The OKAI project uses crisis communication research approaches to investigate the reactions of Muslim associations to Islamist attacks in Germany. The focus is on the question of how these organizations can improve their response to terrorism. The aim is to mitigate negative effects on the perception of the associations.
Islamist attacks do not only affect the immediate victims and their families. In the wake of an attack, increased fear and prejudice against Muslims can lead to increased discrimination against these communities as well. This can lead, among other things, to the alienation of Muslims from mainstream society. The media's portrayal of the events and reactions to them play a key role in this regard.
Research on crisis communication addresses, among other things, the question of how reactions to negative events can be optimized. The most widely used theory of crisis communication is the Situational Crisis Communication Theory (SCCT), which shows that organizations can influence whether an event has a negative impact on their reputation by how they deal with it - especially if the organizations themselves are not responsible for the crisis.

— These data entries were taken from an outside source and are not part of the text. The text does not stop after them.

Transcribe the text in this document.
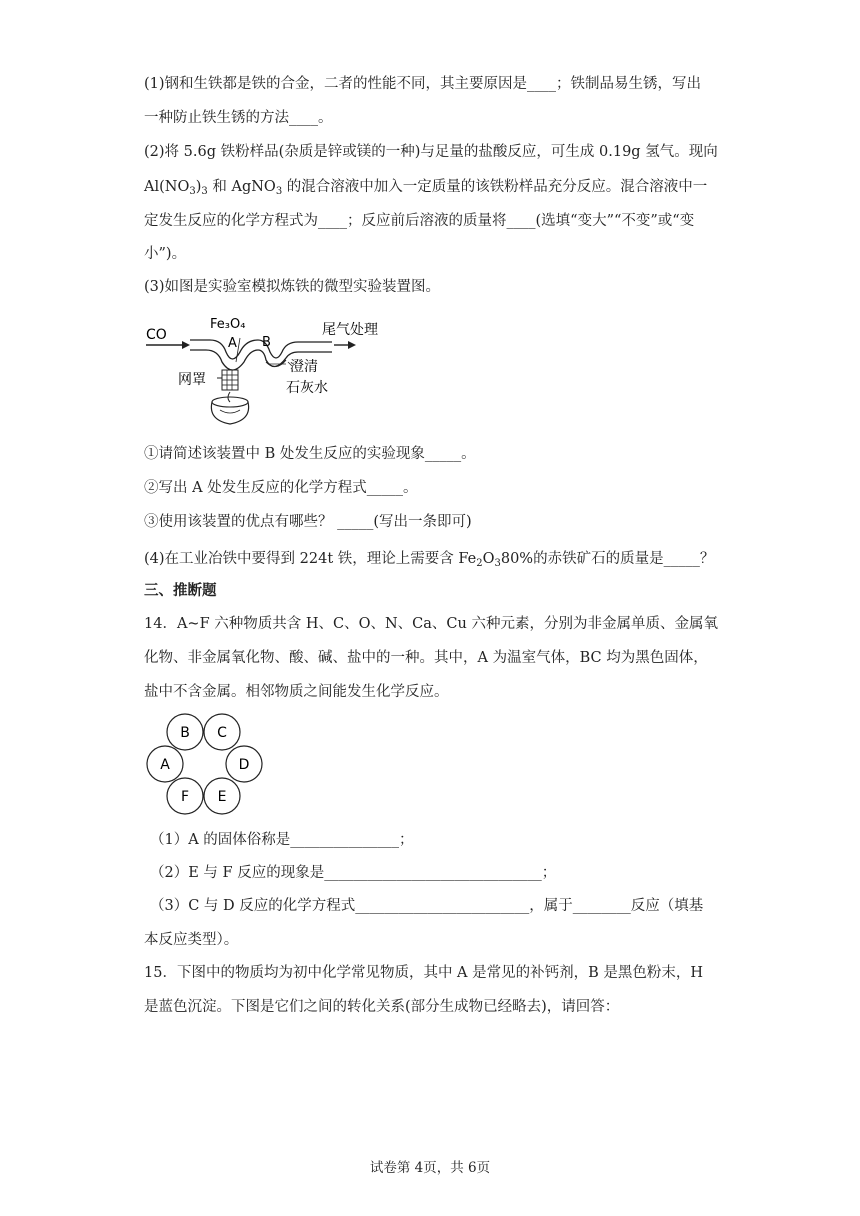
(1)钢和生铁都是铁的合金，二者的性能不同，其主要原因是____；铁制品易生锈，写出
一种防止铁生锈的方法____。
(2)将 5.6g 铁粉样品(杂质是锌或镁的一种)与足量的盐酸反应，可生成 0.19g 氢气。现向
$Al(NO_3)_3$ 和 AgNO$_3$ 的混合溶液中加入一定质量的该铁粉样品充分反应。混合溶液中一
定发生反应的化学方程式为____；反应前后溶液的质量将____(选填“变大”“不变”或“变
小”)。
(3)如图是实验室模拟炼铁的微型实验装置图。
CO
Fe₃O₄
A B
尾气处理
澄清
石灰水
网罩
①请简述该装置中 B 处发生反应的实验现象_____。
②写出 A 处发生反应的化学方程式_____。
③使用该装置的优点有哪些？ _____(写出一条即可)
(4)在工业冶铁中要得到 224t 铁，理论上需要含 $Fe_2O_380\%$的赤铁矿石的质量是_____？
三、推断题
14．A~F 六种物质共含 H、C、O、N、Ca、Cu 六种元素，分别为非金属单质、金属氧
化物、非金属氧化物、酸、碱、盐中的一种。其中，A 为温室气体，BC 均为黑色固体，
盐中不含金属。相邻物质之间能发生化学反应。
B C
A	D
F E
（1）A 的固体俗称是_______________；
（2）E 与 F 反应的现象是______________________________；
（3）C 与 D 反应的化学方程式________________________，属于________反应（填基
本反应类型）。
15．下图中的物质均为初中化学常见物质，其中 A 是常见的补钙剂，B 是黑色粉末，H
是蓝色沉淀。下图是它们之间的转化关系(部分生成物已经略去)，请回答：
试卷第 4页，共 6页
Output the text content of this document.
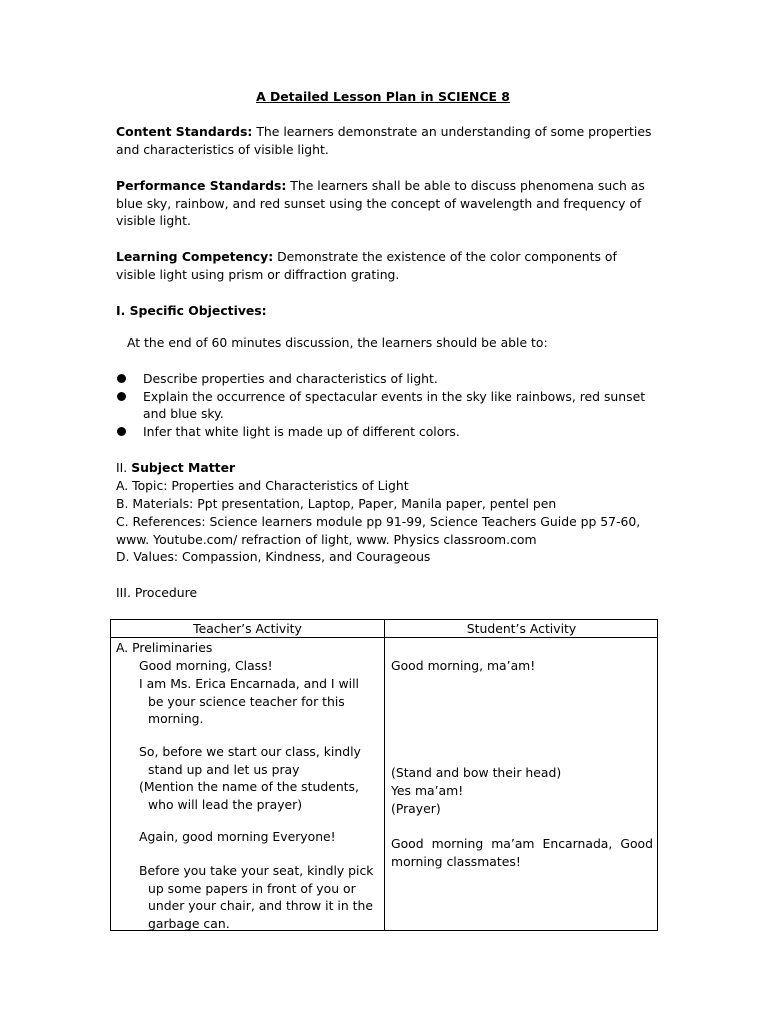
A Detailed Lesson Plan in SCIENCE 8

Content Standards: The learners demonstrate an understanding of some properties and characteristics of visible light.

Performance Standards: The learners shall be able to discuss phenomena such as blue sky, rainbow, and red sunset using the concept of wavelength and frequency of visible light.

Learning Competency: Demonstrate the existence of the color components of visible light using prism or diffraction grating.

I. Specific Objectives:

At the end of 60 minutes discussion, the learners should be able to:

Describe properties and characteristics of light.
Explain the occurrence of spectacular events in the sky like rainbows, red sunset and blue sky.
Infer that white light is made up of different colors.

II. Subject Matter

A. Topic: Properties and Characteristics of Light

B. Materials: Ppt presentation, Laptop, Paper, Manila paper, pentel pen

C. References: Science learners module pp 91-99, Science Teachers Guide pp 57-60, www. Youtube.com/ refraction of light, www. Physics classroom.com

D. Values: Compassion, Kindness, and Courageous

III. Procedure

Teacher’s Activity	Student’s Activity

A. Preliminaries

Good morning, Class!

I am Ms. Erica Encarnada, and I will be your science teacher for this morning.

So, before we start our class, kindly stand up and let us pray

(Mention the name of the students, who will lead the prayer)

Again, good morning Everyone!

Before you take your seat, kindly pick up some papers in front of you or under your chair, and throw it in the garbage can.

Good morning, ma’am!

(Stand and bow their head)

Yes ma’am!

(Prayer)

Good morning ma’am Encarnada, Good morning classmates!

The OKAI project assumes that a terrorist attack can also be considered a crisis in this respect. So far, however, little use has been made of crisis communication approaches to study and optimize reactions after terrorist attacks. OKAI aims to close this gap. With its findings, the project aims to develop recommendations for action for Muslim organizations and associations to support them in their communication after attacks. The recommendations will be made available via academic publications as well as scientific expertise.